If Volvo delivers on its hybrid plans, in a few short years the company could have micro-hybrids, diesel-hybrids, plug-in hybrids, and clean diesel offerings.
Volvo’s green campaign will begin—according to company announcements—in 2010 when the company implements micro-hybrid stop-start technology in several of its smaller gas-powered models. This would include the C30 hatchback, the S40 sedan, and the V50 wagon. Larger vehicles would receive the new system in the following year. The stop-start system—designed to prevent unnecessary gas usage when the vehicle is at a standstill—is estimated to improve fuel efficiency by about five percent.
The C30, S40, and V50 will also be part of Volvo’s DRIVe initiative, which was on display at the 2008 Paris Auto Show last week. First for Europe, and then presumably for the US, diesel models will feature a host of eco-efficiency features, including increased aerodynamics, the use of lower rolling resistance tires, and higher gear ratios.
Volvo is also considering some common sense steps, such as the elimination of V8 powertrains.

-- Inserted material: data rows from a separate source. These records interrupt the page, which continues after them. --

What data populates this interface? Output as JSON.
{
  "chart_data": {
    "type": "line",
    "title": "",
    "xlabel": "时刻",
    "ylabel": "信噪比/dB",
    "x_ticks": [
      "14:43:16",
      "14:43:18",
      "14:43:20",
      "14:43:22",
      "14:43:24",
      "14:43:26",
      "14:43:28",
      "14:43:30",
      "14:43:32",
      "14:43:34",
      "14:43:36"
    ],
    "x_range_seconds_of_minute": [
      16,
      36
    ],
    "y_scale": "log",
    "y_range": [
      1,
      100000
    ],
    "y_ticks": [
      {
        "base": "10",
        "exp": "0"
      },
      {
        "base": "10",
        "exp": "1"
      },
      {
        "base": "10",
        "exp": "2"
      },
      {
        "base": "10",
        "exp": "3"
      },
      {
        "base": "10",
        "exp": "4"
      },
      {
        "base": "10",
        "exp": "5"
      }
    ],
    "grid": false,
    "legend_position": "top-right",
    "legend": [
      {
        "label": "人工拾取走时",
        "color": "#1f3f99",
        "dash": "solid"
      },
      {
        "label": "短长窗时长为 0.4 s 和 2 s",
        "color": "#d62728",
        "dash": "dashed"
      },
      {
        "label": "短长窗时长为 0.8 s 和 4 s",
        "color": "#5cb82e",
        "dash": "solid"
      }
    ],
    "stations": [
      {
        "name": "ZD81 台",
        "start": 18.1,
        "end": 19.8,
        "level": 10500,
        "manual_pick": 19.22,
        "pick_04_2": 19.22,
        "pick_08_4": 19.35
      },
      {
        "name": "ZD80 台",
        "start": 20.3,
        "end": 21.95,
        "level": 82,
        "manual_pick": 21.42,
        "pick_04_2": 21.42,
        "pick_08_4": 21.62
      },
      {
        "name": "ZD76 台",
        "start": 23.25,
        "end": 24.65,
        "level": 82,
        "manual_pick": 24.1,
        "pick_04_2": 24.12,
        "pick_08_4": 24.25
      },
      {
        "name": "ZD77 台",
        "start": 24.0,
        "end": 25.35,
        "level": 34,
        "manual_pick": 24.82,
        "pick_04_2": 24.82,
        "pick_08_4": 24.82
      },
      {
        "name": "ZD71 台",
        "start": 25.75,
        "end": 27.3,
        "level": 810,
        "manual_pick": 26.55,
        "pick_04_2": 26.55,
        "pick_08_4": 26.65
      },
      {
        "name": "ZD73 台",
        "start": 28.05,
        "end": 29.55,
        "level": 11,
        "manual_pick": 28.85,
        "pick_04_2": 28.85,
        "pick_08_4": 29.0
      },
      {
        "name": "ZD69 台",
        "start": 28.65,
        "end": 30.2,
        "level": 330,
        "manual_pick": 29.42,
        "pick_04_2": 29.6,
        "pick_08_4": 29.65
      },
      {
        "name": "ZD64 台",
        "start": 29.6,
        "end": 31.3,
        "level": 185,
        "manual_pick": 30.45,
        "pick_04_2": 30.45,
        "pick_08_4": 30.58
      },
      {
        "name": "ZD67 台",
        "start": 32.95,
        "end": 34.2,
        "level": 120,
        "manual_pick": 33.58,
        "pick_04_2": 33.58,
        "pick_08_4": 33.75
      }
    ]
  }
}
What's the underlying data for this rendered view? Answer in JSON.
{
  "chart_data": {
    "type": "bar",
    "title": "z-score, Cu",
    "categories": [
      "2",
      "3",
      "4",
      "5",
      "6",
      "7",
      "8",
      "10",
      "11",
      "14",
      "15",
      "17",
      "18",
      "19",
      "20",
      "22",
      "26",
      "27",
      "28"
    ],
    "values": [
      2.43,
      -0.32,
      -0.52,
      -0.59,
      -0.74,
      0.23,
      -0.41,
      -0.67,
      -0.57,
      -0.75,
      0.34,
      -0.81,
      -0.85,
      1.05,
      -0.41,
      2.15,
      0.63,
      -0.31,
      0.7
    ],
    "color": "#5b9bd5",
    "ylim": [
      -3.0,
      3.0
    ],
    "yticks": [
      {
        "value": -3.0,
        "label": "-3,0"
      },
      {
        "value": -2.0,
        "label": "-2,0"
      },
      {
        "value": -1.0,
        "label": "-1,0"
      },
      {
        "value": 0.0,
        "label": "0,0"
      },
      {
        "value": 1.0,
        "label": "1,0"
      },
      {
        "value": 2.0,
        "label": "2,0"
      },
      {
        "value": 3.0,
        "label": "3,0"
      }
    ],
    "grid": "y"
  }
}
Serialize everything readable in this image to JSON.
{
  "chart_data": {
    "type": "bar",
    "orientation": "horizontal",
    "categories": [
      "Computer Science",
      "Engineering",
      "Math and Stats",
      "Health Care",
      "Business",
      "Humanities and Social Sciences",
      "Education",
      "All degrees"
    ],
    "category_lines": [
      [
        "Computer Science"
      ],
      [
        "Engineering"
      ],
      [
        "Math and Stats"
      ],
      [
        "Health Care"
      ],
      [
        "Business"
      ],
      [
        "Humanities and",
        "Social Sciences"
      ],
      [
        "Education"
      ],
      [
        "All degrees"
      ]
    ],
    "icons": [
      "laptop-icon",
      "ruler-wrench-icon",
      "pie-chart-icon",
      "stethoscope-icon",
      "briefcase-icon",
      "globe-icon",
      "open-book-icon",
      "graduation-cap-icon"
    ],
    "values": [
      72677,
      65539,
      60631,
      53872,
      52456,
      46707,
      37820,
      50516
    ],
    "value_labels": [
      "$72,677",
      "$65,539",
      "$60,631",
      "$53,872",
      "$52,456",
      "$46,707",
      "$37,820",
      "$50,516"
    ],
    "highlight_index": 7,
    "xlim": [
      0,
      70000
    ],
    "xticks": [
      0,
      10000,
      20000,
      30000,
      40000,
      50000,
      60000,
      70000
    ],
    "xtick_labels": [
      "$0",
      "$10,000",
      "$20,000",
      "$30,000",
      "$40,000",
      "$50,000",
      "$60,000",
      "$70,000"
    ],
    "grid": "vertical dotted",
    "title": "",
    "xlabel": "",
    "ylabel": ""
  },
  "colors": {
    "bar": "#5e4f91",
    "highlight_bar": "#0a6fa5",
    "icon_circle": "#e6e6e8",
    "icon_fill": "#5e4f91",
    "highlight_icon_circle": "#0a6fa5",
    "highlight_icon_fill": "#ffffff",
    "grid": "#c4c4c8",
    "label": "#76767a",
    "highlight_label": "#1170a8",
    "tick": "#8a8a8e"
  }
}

Offering around 15 to 17 miles per gallon depending on the vehicle, V8 engines are out of step with the energy-efficient direction of the automotive industry. In a recent press conference, Lex Kerssemakers, senior VP of Volvo product strategy, acknowledged that these large engines are no longer practical, and may be replaced with turbocharged six-cylinders which offer almost as much power while burning 25 percent less fuel.
And according to Automotive News, Volvo is now planning to combine modern diesel technology with a hybrid powertrain to be launched by 2012. The brand already has a history of diesel cars, most notably the Volvo 850 Turbo in the 1980s. The new system, which will be far cleaner and more efficient, will mate a five-cylinder diesel engine with an electric motor driving the rear wheels. Volvo’s diesel-hybrid technology is initially being targeted for the larger vehicles in the line-up, specifically, the S80 sedan and the XC90 utility.
Other companies, most notably Volkswagen and PSA Peugeot Citroen, have flirted with diesel-hybrid concepts, but high cost remains an impediment.
There is also talk of a plug-in hybrid version of the Volvo C30, which would allow an electric-only range of about 60 miles. This vehicle was previewed as the Recharge Concept at the 2007 Frankfurt Auto Show.